Right. I should’ve emphasized the time-lag component. I guess I’ve been taking that for granted since I think primarily in terms of LLM cognitive architectures, not LLMs, as the danger.
The existence of other low-hanging fruit makes that situation worse. Even once o1-like post-training is commoditized and part of testing, there will be other cognitive capabilities with the potential to add dangerous capabilities.
In particular, the addition of useful episodic memory or other forms of continuous learning may have a nonlinear contribution to capabilities. Such learning already exists in at least two forms. Both of those and others are likely being improved as we speak.
Depending on how far inference scaling laws go, the situation might be worse still. Picture LLama-4-o1 scaffolds that anyone can run for indefinite amounts of time (as long as they have the money/compute) to autonomously do ML research on various ways to improve Llama-4-o1 and open-weights descendants, to potentially be again appliable to autonomous ML research.
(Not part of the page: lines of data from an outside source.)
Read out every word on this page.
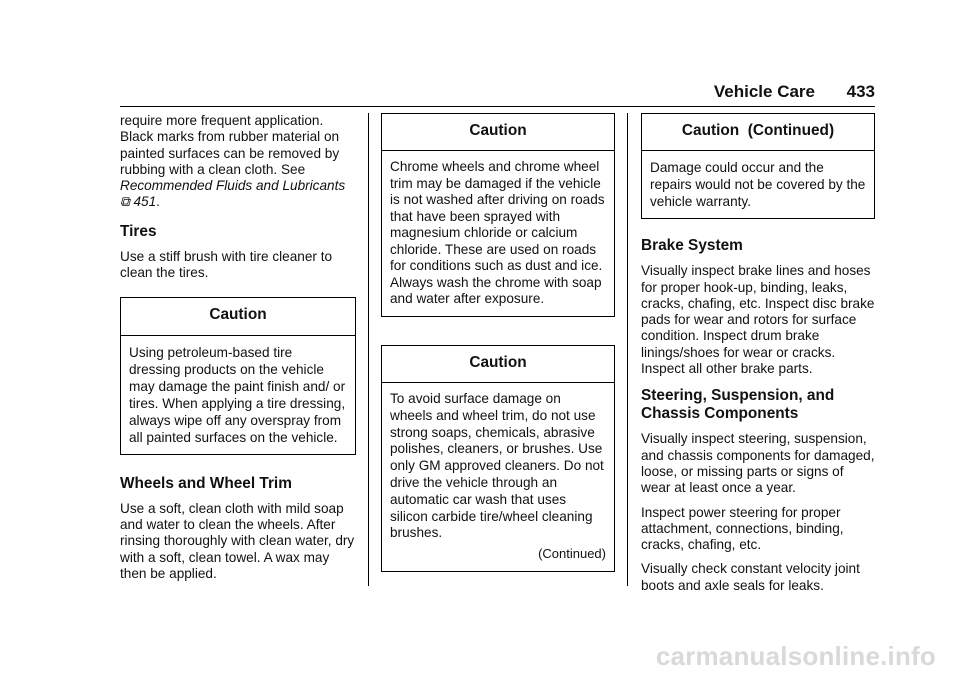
Vehicle Care 433

require more frequent application. Black marks from rubber material on painted surfaces can be removed by rubbing with a clean cloth. See Recommended Fluids and Lubricants ⧉ 451.

Tires

Use a stiff brush with tire cleaner to clean the tires.

Caution

Using petroleum-based tire dressing products on the vehicle may damage the paint finish and/ or tires. When applying a tire dressing, always wipe off any overspray from all painted surfaces on the vehicle.

Wheels and Wheel Trim

Use a soft, clean cloth with mild soap and water to clean the wheels. After rinsing thoroughly with clean water, dry with a soft, clean towel. A wax may then be applied.

Caution

Chrome wheels and chrome wheel trim may be damaged if the vehicle is not washed after driving on roads that have been sprayed with magnesium chloride or calcium chloride. These are used on roads for conditions such as dust and ice. Always wash the chrome with soap and water after exposure.

Caution

To avoid surface damage on wheels and wheel trim, do not use strong soaps, chemicals, abrasive polishes, cleaners, or brushes. Use only GM approved cleaners. Do not drive the vehicle through an automatic car wash that uses silicon carbide tire/wheel cleaning brushes.

(Continued)
Caution  (Continued)

Damage could occur and the repairs would not be covered by the vehicle warranty.

Brake System

Visually inspect brake lines and hoses for proper hook-up, binding, leaks, cracks, chafing, etc. Inspect disc brake pads for wear and rotors for surface condition. Inspect drum brake linings/shoes for wear or cracks. Inspect all other brake parts.

Steering, Suspension, and Chassis Components

Visually inspect steering, suspension, and chassis components for damaged, loose, or missing parts or signs of wear at least once a year.

Inspect power steering for proper attachment, connections, binding, cracks, chafing, etc.

Visually check constant velocity joint boots and axle seals for leaks.

carmanualsonline.info
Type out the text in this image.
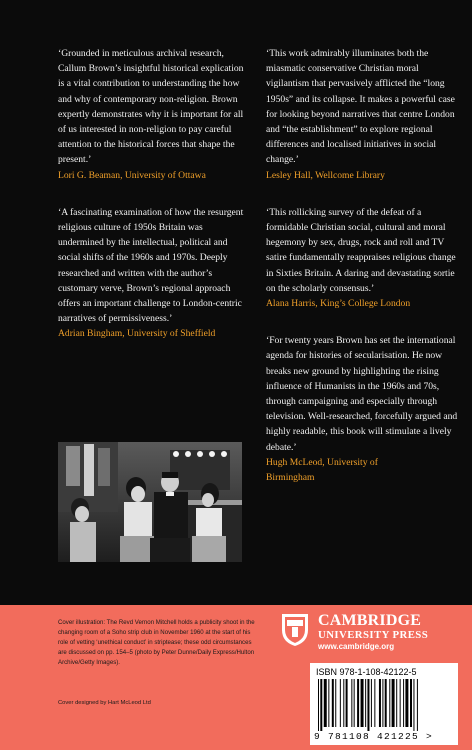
‘Grounded in meticulous archival research, Callum Brown’s insightful historical explication is a vital contribution to understanding the how and why of contemporary non-religion. Brown expertly demonstrates why it is important for all of us interested in non-religion to pay careful attention to the historical forces that shape the present.’

Lori G. Beaman, University of Ottawa

‘A fascinating examination of how the resurgent religious culture of 1950s Britain was undermined by the intellectual, political and social shifts of the 1960s and 1970s. Deeply researched and written with the author’s customary verve, Brown’s regional approach offers an important challenge to London-centric narratives of permissiveness.’

Adrian Bingham, University of Sheffield

‘This work admirably illuminates both the miasmatic conservative Christian moral vigilantism that pervasively afflicted the “long 1950s” and its collapse. It makes a powerful case for looking beyond narratives that centre London and “the establishment” to explore regional differences and localised initiatives in social change.’

Lesley Hall, Wellcome Library

‘This rollicking survey of the defeat of a formidable Christian social, cultural and moral hegemony by sex, drugs, rock and roll and TV satire fundamentally reappraises religious change in Sixties Britain. A daring and devastating sortie on the scholarly consensus.’

Alana Harris, King’s College London

‘For twenty years Brown has set the international agenda for histories of secularisation. He now breaks new ground by highlighting the rising influence of Humanists in the 1960s and 70s, through campaigning and especially through television. Well-researched, forcefully argued and highly readable, this book will stimulate a lively debate.’

Hugh McLeod, University of Birmingham

Cover illustration: The Revd Vernon Mitchell holds a publicity shoot in the changing room of a Soho strip club in November 1960 at the start of his role of vetting ‘unethical conduct’ in striptease; these odd circumstances are discussed on pp. 154–5 (photo by Peter Dunne/Daily Express/Hulton Archive/Getty Images).
Cover designed by Hart McLeod Ltd
CAMBRIDGE
UNIVERSITY PRESS
www.cambridge.org
ISBN 978-1-108-42122-5
9 781108 421225 >
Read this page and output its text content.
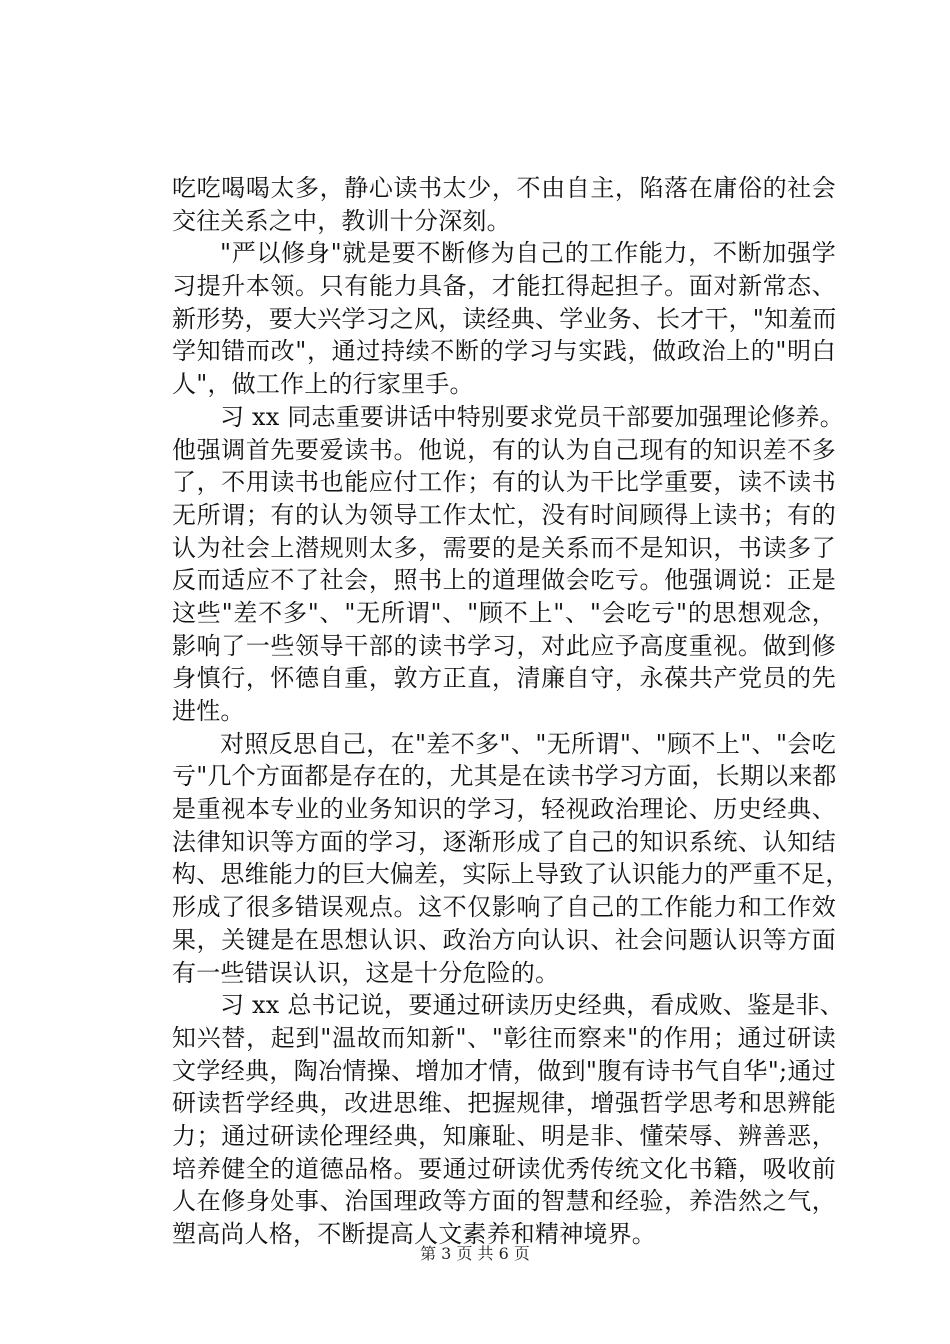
吃吃喝喝太多，静心读书太少，不由自主，陷落在庸俗的社会
交往关系之中，教训十分深刻。
"严以修身"就是要不断修为自己的工作能力，不断加强学
习提升本领。只有能力具备，才能扛得起担子。面对新常态、
新形势，要大兴学习之风，读经典、学业务、长才干，"知羞而
学知错而改"，通过持续不断的学习与实践，做政治上的"明白
人"，做工作上的行家里手。
习 xx 同志重要讲话中特别要求党员干部要加强理论修养。
他强调首先要爱读书。他说，有的认为自己现有的知识差不多
了，不用读书也能应付工作；有的认为干比学重要，读不读书
无所谓；有的认为领导工作太忙，没有时间顾得上读书；有的
认为社会上潜规则太多，需要的是关系而不是知识，书读多了
反而适应不了社会，照书上的道理做会吃亏。他强调说：正是
这些"差不多"、"无所谓"、"顾不上"、"会吃亏"的思想观念，
影响了一些领导干部的读书学习，对此应予高度重视。做到修
身慎行，怀德自重，敦方正直，清廉自守，永葆共产党员的先
进性。
对照反思自己，在"差不多"、"无所谓"、"顾不上"、"会吃
亏"几个方面都是存在的，尤其是在读书学习方面，长期以来都
是重视本专业的业务知识的学习，轻视政治理论、历史经典、
法律知识等方面的学习，逐渐形成了自己的知识系统、认知结
构、思维能力的巨大偏差，实际上导致了认识能力的严重不足，
形成了很多错误观点。这不仅影响了自己的工作能力和工作效
果，关键是在思想认识、政治方向认识、社会问题认识等方面
有一些错误认识，这是十分危险的。
习 xx 总书记说，要通过研读历史经典，看成败、鉴是非、
知兴替，起到"温故而知新"、"彰往而察来"的作用；通过研读
文学经典，陶冶情操、增加才情，做到"腹有诗书气自华";通过
研读哲学经典，改进思维、把握规律，增强哲学思考和思辨能
力；通过研读伦理经典，知廉耻、明是非、懂荣辱、辨善恶，
培养健全的道德品格。要通过研读优秀传统文化书籍，吸收前
人在修身处事、治国理政等方面的智慧和经验，养浩然之气，
塑高尚人格，不断提高人文素养和精神境界。
第 3 页 共 6 页
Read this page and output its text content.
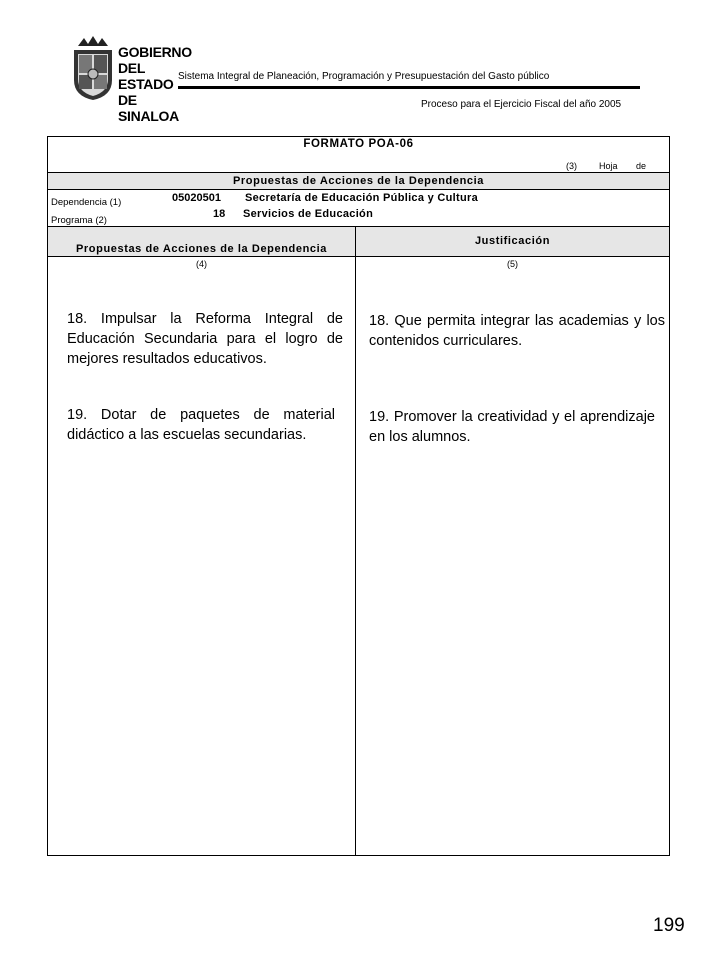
GOBIERNO
DEL ESTADO
DE SINALOA
Sistema Integral de Planeación, Programación y Presupuestación del Gasto público
Proceso para el Ejercicio Fiscal del año 2005
FORMATO POA-06
(3) Hoja de
Propuestas de Acciones de la Dependencia
Dependencia (1)	05020501 Secretaría de Educación Pública y Cultura
Programa (2)
18 Servicios de Educación
Propuestas de Acciones de la Dependencia
Justificación
(4)	(5)
18. Impulsar la Reforma Integral de Educación Secundaria para el logro de mejores resultados educativos.
18. Que permita integrar las academias y los contenidos curriculares.
19. Dotar de paquetes de material didáctico a las escuelas secundarias.
19. Promover la creatividad y el aprendizaje en los alumnos.
199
Fortunately, lack of access to enough quantities of compute for pretraining the next-gen model is probably a barrier for most actors, but this still seems like a pretty (increasingly, with every open-weights improvement) scary situation to be in.
Now I’m picturing that, and I don’t like it.
Excellent point that these capabilities will contribute to more advancements that will compound rates of progress.
Worse yet, I have it on good authority that a technique much like o1 is thought to use, can be done at very low cost and low human effort on open-source models. It’s unclear how effective it is at those low levels of cost and effort, but definitely useful, so likely scalable to intermediate levels of project.
Here’s hoping that the terrifying acceleration of proliferation and progress is balanced by the inherent ease of aligning LLM agents, and by the relatively slow takeoff speeds, giving us at least a couple of years to get our shit halfway together, including with the automated alignment techniques you focus on.
Related:
And more explicitly, from GDM’s Frontier Safety Framework, pages 5-6:
Image link is broken.
Interesting, many of these things seem important as evaluation issues, even as I don’t think they are important algorithmic bottlenecks between now and superintelligence (because either they quickly fall by default, or else if only great effort gets them to work then they still won’t crucially help). So there are blind spots in evaluating open weights models that get more impactful with greater scale of pretraining, and less impactful with more algorithmic progress, which enables evaluations to see better.
Compute and funding could be important bottlenecks for multiple years, if $30 billion training runs don’t cut it. The fact that o1 is possible already (if not o1 itself) might actually be important for timelines, but indirectly, by enabling more funding for compute that cuts through the hypothetical thresholds of capability that would otherwise require significantly better hardware or algorithms.